In comparison to money market funds, Auriemma said stable value funds continue to offer a meaningful yield differential that is significant to plan sponsors, especially when expressed in terms of opportunity costs. A plan with $20 million in stable value assets yielding as little as 1 percent—well below current average crediting rates—would nonetheless produce $200,000 in annual earnings for plan participants. By contrast, a money market fund yielding .01 percent—not uncommon in today’s environment—would produce just $2,000 in annual earnings. “When you talk about foregone earnings on behalf of participants, sponsors’ eyebrows furrow,” Auriemma said. He noted that even though expenses for stable value funds have gone up since the financial crisis, mostly due to higher wrap fees, sponsors tend to evaluate the funds in terms of their net yield, which continues to be favorable relative to money market funds.

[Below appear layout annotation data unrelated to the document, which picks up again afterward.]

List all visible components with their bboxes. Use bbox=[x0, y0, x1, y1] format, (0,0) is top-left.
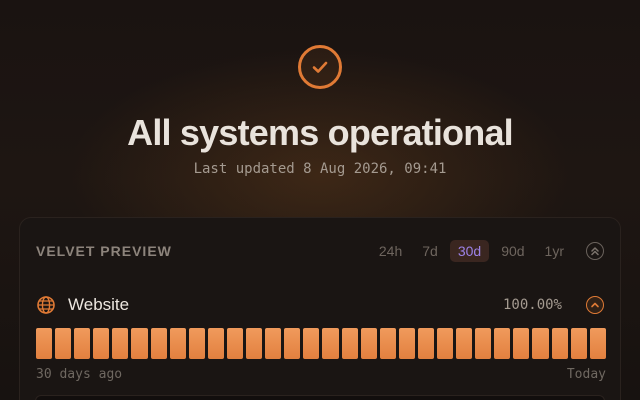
uptime-day-bar[interactable] bbox=[284, 328, 301, 359]
status-page: All systems operational Last updated 8 A… bbox=[0, 0, 640, 400]
uptime-day-bar[interactable] bbox=[513, 328, 530, 359]
time-range-selector: 24h 7d 30d 90d 1yr bbox=[367, 240, 604, 262]
chevron-up-icon bbox=[591, 302, 599, 308]
uptime-day-bar[interactable] bbox=[360, 328, 377, 359]
globe-icon bbox=[37, 296, 55, 314]
card-header: VELVET PREVIEW 24h 7d 30d 90d 1yr bbox=[36, 240, 604, 262]
check-icon bbox=[312, 61, 328, 73]
service-row-website: Website 100.00% bbox=[36, 295, 604, 315]
service-meta: 100.00% bbox=[503, 296, 604, 314]
uptime-day-bar[interactable] bbox=[131, 328, 148, 359]
range-1yr[interactable]: 1yr bbox=[537, 240, 572, 262]
uptime-day-bar[interactable] bbox=[150, 328, 167, 359]
uptime-day-bar[interactable] bbox=[456, 328, 473, 359]
uptime-day-bar[interactable] bbox=[74, 328, 91, 359]
uptime-day-bar[interactable] bbox=[551, 328, 568, 359]
uptime-day-bar[interactable] bbox=[417, 328, 434, 359]
uptime-day-bar[interactable] bbox=[379, 328, 396, 359]
uptime-day-bar[interactable] bbox=[322, 328, 339, 359]
uptime-day-bar[interactable] bbox=[188, 328, 205, 359]
collapse-card-button[interactable] bbox=[586, 242, 604, 260]
uptime-day-bar[interactable] bbox=[93, 328, 110, 359]
range-90d[interactable]: 90d bbox=[493, 240, 532, 262]
uptime-day-bar[interactable] bbox=[570, 328, 587, 359]
uptime-day-bar[interactable] bbox=[532, 328, 549, 359]
uptime-day-bar[interactable] bbox=[246, 328, 263, 359]
uptime-day-bar[interactable] bbox=[36, 328, 53, 359]
service-info: Website bbox=[36, 295, 129, 315]
uptime-bar-labels: 30 days ago Today bbox=[36, 367, 606, 382]
uptime-day-bar[interactable] bbox=[303, 328, 320, 359]
uptime-percentage: 100.00% bbox=[502, 297, 562, 313]
chevrons-up-icon bbox=[591, 247, 599, 256]
uptime-day-bar[interactable] bbox=[589, 328, 606, 359]
uptime-day-bar[interactable] bbox=[398, 328, 415, 359]
uptime-day-bar[interactable] bbox=[207, 328, 224, 359]
uptime-day-bar[interactable] bbox=[226, 328, 244, 359]
uptime-day-bar[interactable] bbox=[494, 328, 511, 359]
range-end-label: Today bbox=[566, 367, 606, 382]
check-circle-icon bbox=[298, 45, 342, 89]
uptime-day-bar[interactable] bbox=[341, 328, 358, 359]
service-toggle-button[interactable] bbox=[586, 296, 604, 314]
page-title: All systems operational bbox=[127, 112, 514, 153]
uptime-day-bar[interactable] bbox=[55, 328, 72, 359]
last-updated-text: Last updated 8 Aug 2026, 09:41 bbox=[193, 161, 447, 177]
uptime-day-bar[interactable] bbox=[475, 328, 492, 359]
uptime-day-bar[interactable] bbox=[169, 328, 186, 359]
uptime-day-bar[interactable] bbox=[436, 328, 454, 359]
range-24h[interactable]: 24h bbox=[371, 240, 410, 262]
range-30d[interactable]: 30d bbox=[449, 240, 490, 262]
range-start-label: 30 days ago bbox=[36, 367, 123, 382]
next-service-card bbox=[35, 395, 605, 400]
uptime-day-bar[interactable] bbox=[265, 328, 282, 359]
uptime-bar-chart bbox=[36, 328, 606, 359]
project-status-card: VELVET PREVIEW 24h 7d 30d 90d 1yr Websit… bbox=[19, 217, 621, 400]
range-7d[interactable]: 7d bbox=[414, 240, 446, 262]
card-title: VELVET PREVIEW bbox=[36, 243, 172, 259]
uptime-day-bar[interactable] bbox=[112, 328, 129, 359]
service-name: Website bbox=[68, 295, 130, 314]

He estimated that sponsors would continue to view stable value funds as attractive, relative to money market funds, even if net yields fell as low as 50 basis points.
Auriemma said his firm advises sponsors that a competitive yield should remain an important consideration, but that the duration of the underlying investment portfolio and the credit quality of that portfolio are important, too. While sponsors appear to be tolerant of some interest rate risk, he noted, they seem to have a strong preference for controlling that risk by having shorter-duration portfolios. He said sponsors also show a preference for their stable value funds to hold publicly traded rather than non-public securities, and to stay with the traditional 12-month put option governing plan terminations in pooled funds rather than imposing a multi-year payout. Auriemma said he’s intrigued by some of the stable value alternatives the industry has been considering, including stable net-assetvalue (NAV) products that are built around an insurance-wrapped portfolio of fixed-maturity, fixed-income tranches that amortize over time, and floating-rate NAV products that consist of wrapped and unwrapped portfolios of fixed-income investments. However, he said, he thinks plan sponsors will be slow to warm to them.

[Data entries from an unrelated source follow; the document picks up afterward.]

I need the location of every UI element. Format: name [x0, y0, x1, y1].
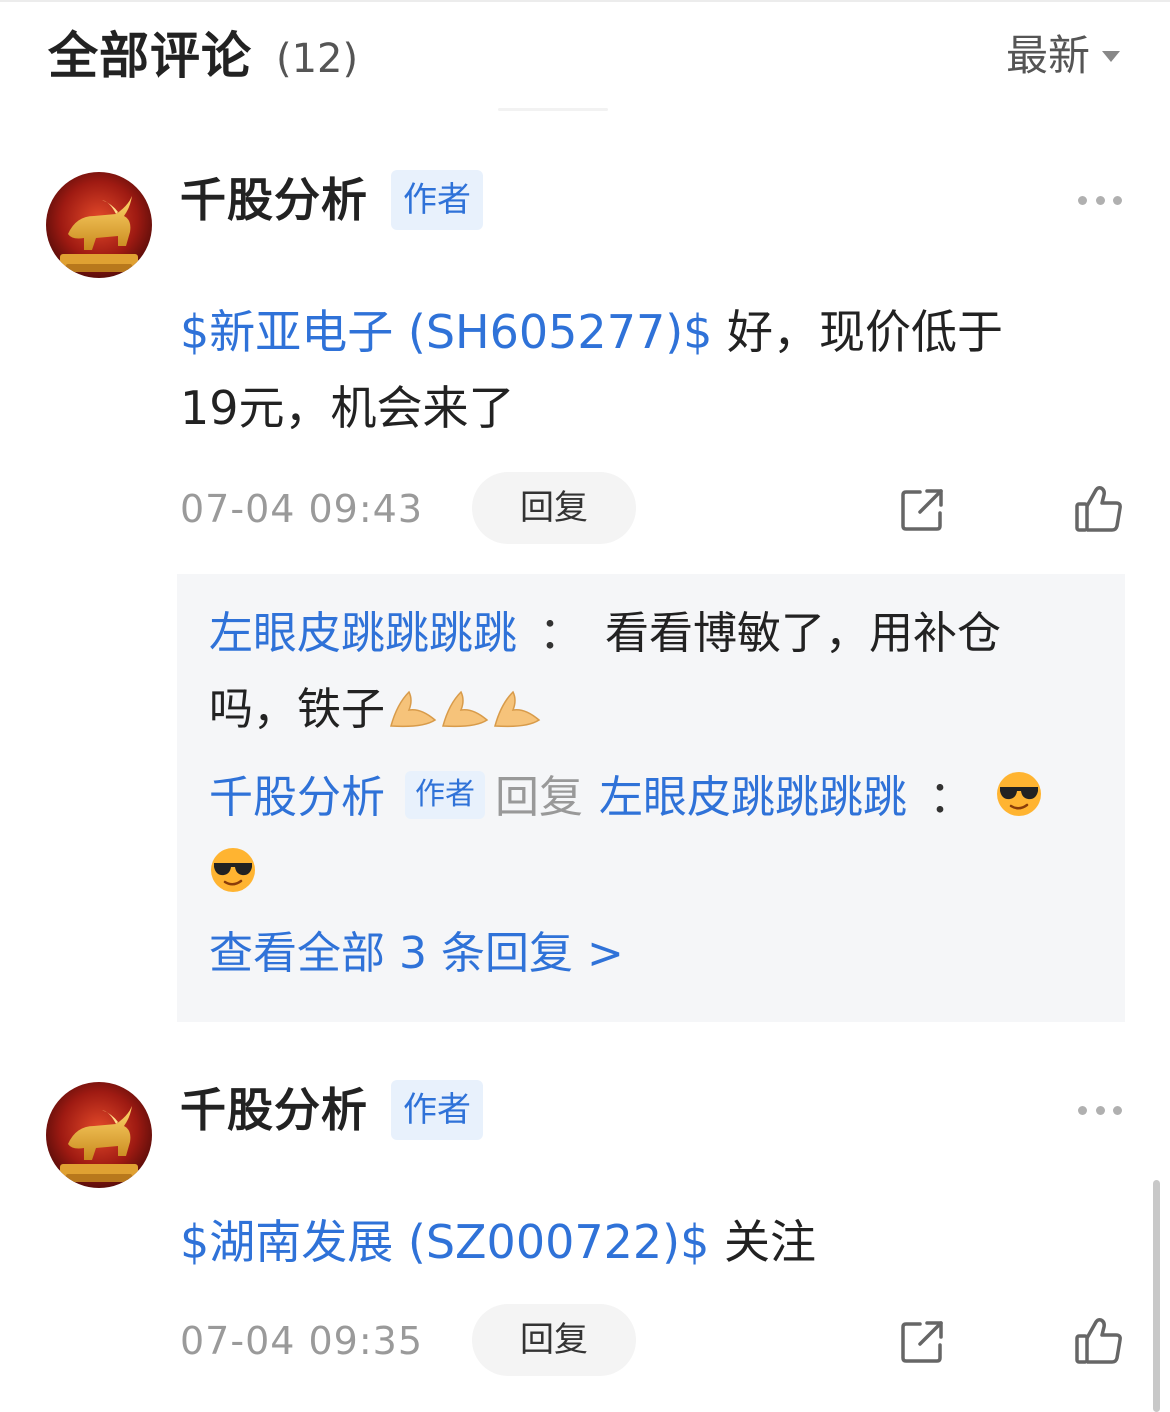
comment-body: $新亚电子 (SH605277)$ 好，现价低于 19元，机会来了: [180, 294, 1080, 446]
reply-item[interactable]: 左眼皮跳跳跳跳：看看博敏了，用补仓 吗，铁子: [209, 596, 1099, 748]
stock-link[interactable]: $湖南发展 (SZ000722)$: [180, 1215, 709, 1269]
caret-down-icon: [1102, 50, 1120, 62]
comment-time: 07-04 09:35: [180, 1319, 424, 1363]
thumbs-up-icon[interactable]: [1074, 484, 1124, 534]
comments-title: 全部评论: [48, 27, 252, 85]
comments-count: (12): [276, 36, 359, 82]
comment-text: 关注: [709, 1215, 816, 1269]
sunglasses-emoji: [995, 772, 1043, 823]
more-dots-icon[interactable]: [1078, 1104, 1122, 1116]
sort-dropdown[interactable]: 最新: [1006, 28, 1120, 84]
comment-time: 07-04 09:43: [180, 487, 424, 531]
author-badge: 作者: [391, 170, 483, 230]
reply-text: 看看博敏了，用补仓: [605, 608, 1001, 659]
reply-text-line2: 吗，铁子: [209, 684, 385, 735]
author-name[interactable]: 千股分析: [180, 1080, 368, 1140]
share-icon[interactable]: [898, 1318, 946, 1366]
scrollbar[interactable]: [1153, 1180, 1160, 1412]
avatar[interactable]: [46, 172, 152, 278]
reply-word: 回复: [495, 772, 583, 823]
author-badge: 作者: [405, 771, 485, 819]
comment-text: 好，现价低于: [712, 305, 1004, 359]
thumbs-up-icon[interactable]: [1074, 1316, 1124, 1366]
stock-link[interactable]: $新亚电子 (SH605277)$: [180, 305, 712, 359]
sunglasses-emoji: [209, 848, 257, 899]
sort-label: 最新: [1005, 31, 1090, 80]
comments-header: 全部评论 (12) 最新: [0, 0, 1170, 112]
header-divider: [498, 108, 608, 111]
comment-text-line2: 19元，机会来了: [180, 381, 515, 435]
reply-user[interactable]: 左眼皮跳跳跳跳: [209, 608, 517, 659]
reply-button[interactable]: 回复: [472, 1304, 636, 1376]
replies-box: 左眼皮跳跳跳跳：看看博敏了，用补仓 吗，铁子 千股分析 作者 回复 左眼皮跳跳跳跳： …: [177, 574, 1125, 1022]
share-icon[interactable]: [898, 486, 946, 534]
reply-target-user[interactable]: 左眼皮跳跳跳跳: [599, 772, 907, 823]
reply-user[interactable]: 千股分析: [209, 772, 385, 823]
reply-item[interactable]: 千股分析 作者 回复 左眼皮跳跳跳跳：: [209, 760, 1099, 912]
reply-button[interactable]: 回复: [472, 472, 636, 544]
view-all-replies-link[interactable]: 查看全部 3 条回复 >: [209, 924, 624, 984]
more-dots-icon[interactable]: [1078, 194, 1122, 206]
pray-hands-emoji: [387, 684, 543, 735]
avatar[interactable]: [46, 1082, 152, 1188]
author-name[interactable]: 千股分析: [180, 170, 368, 230]
comment-body: $湖南发展 (SZ000722)$ 关注: [180, 1204, 1080, 1280]
author-badge: 作者: [391, 1080, 483, 1140]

Over the next several years, Auriemma said he expects that stable value managers will continue to face elevated reinvestment risk as interest rates remain low, putting continued pressure on stable value crediting rates. He foresees a continued restricted supply of pooled funds and funds eligible for 403(b) retirement savings plans, and a desire among wrap providers to supplement their revenue by demanding a greater share of investment management responsibilities. Still, he concluded, his firm believes stable value will continue to represent a viable asset class for the defined contribution plan marketplace.